To help debug this problem, I wrote a linear search and would call it as well as the binary search. If both agreed, then I would return the information, otherwise, I would log the discrepency, do the search again, then exit. The reason for doing the search a second time? So I could set a breakpoint there, and let the program run for a couple of hours until it triggered. Then I could step through both searches to see where the problem was.

Yup, each run took several hours to trigger the bug.

I ended up testing four different binary search routines (including the original one I thought worked, plus one I modified from The Standard C Library, plus two other versions I wrote) before sitting down and working through things on paper.

And I still missed corner cases.

But finally, I tested my final version it against the Perl script and only had 122 discrepencies out of some 230,000 records (or 5% of 5%—too small for me to worry about after spending a week on this).

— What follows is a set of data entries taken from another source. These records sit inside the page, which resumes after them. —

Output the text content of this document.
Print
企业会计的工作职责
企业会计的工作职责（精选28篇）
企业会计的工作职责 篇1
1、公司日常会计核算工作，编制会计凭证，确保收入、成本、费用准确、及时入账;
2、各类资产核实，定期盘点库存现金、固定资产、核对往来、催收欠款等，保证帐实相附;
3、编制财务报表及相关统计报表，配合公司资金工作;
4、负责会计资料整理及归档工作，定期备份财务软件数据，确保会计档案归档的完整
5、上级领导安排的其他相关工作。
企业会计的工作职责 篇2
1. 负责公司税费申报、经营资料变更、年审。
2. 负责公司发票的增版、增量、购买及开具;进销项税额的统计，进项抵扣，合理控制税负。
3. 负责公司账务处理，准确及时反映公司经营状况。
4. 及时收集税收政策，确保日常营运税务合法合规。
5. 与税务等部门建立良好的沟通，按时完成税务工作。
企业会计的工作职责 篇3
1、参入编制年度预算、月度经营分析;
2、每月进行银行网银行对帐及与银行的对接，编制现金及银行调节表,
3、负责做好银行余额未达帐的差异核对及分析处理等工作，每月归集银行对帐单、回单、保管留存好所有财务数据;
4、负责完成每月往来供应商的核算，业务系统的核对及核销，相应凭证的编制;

I took a snapshot of the currently running version (which had been running for a bit over three days now), cleansed the output of duplicates, and the final tally was 416,230 connections from 12,911 unique IPs. Again, nothing surprising about the ports being attacked:

Top 10 ports captured by Labrea in the past 3 days
Port # Port description # connections
Port # Port description # connections
139 NetBIOS Session Service 160,799
135 Microsoft-RPC service 108,958
445 Microsoft-DS Service 67,506
80 Hypertext Transfer Protocol 23,921
4899 Remote Administration 9,225
22 Secure Shell Login 7,253
1433 Microsoft SQL Server 6,503
8080 Hypertext Transfer Protocol—typical alternative port 3,717
3128 Squid HTTP Proxy 3,329
1080 W32.Mydoom.F@mm worm 3,150

And again, the Microsoft specific ports account for 81% of the scans. I'll need to discuss with Smirk about blocking those ports in the core router. If nothing else, LaBrea is giving me an indication of which ports to block.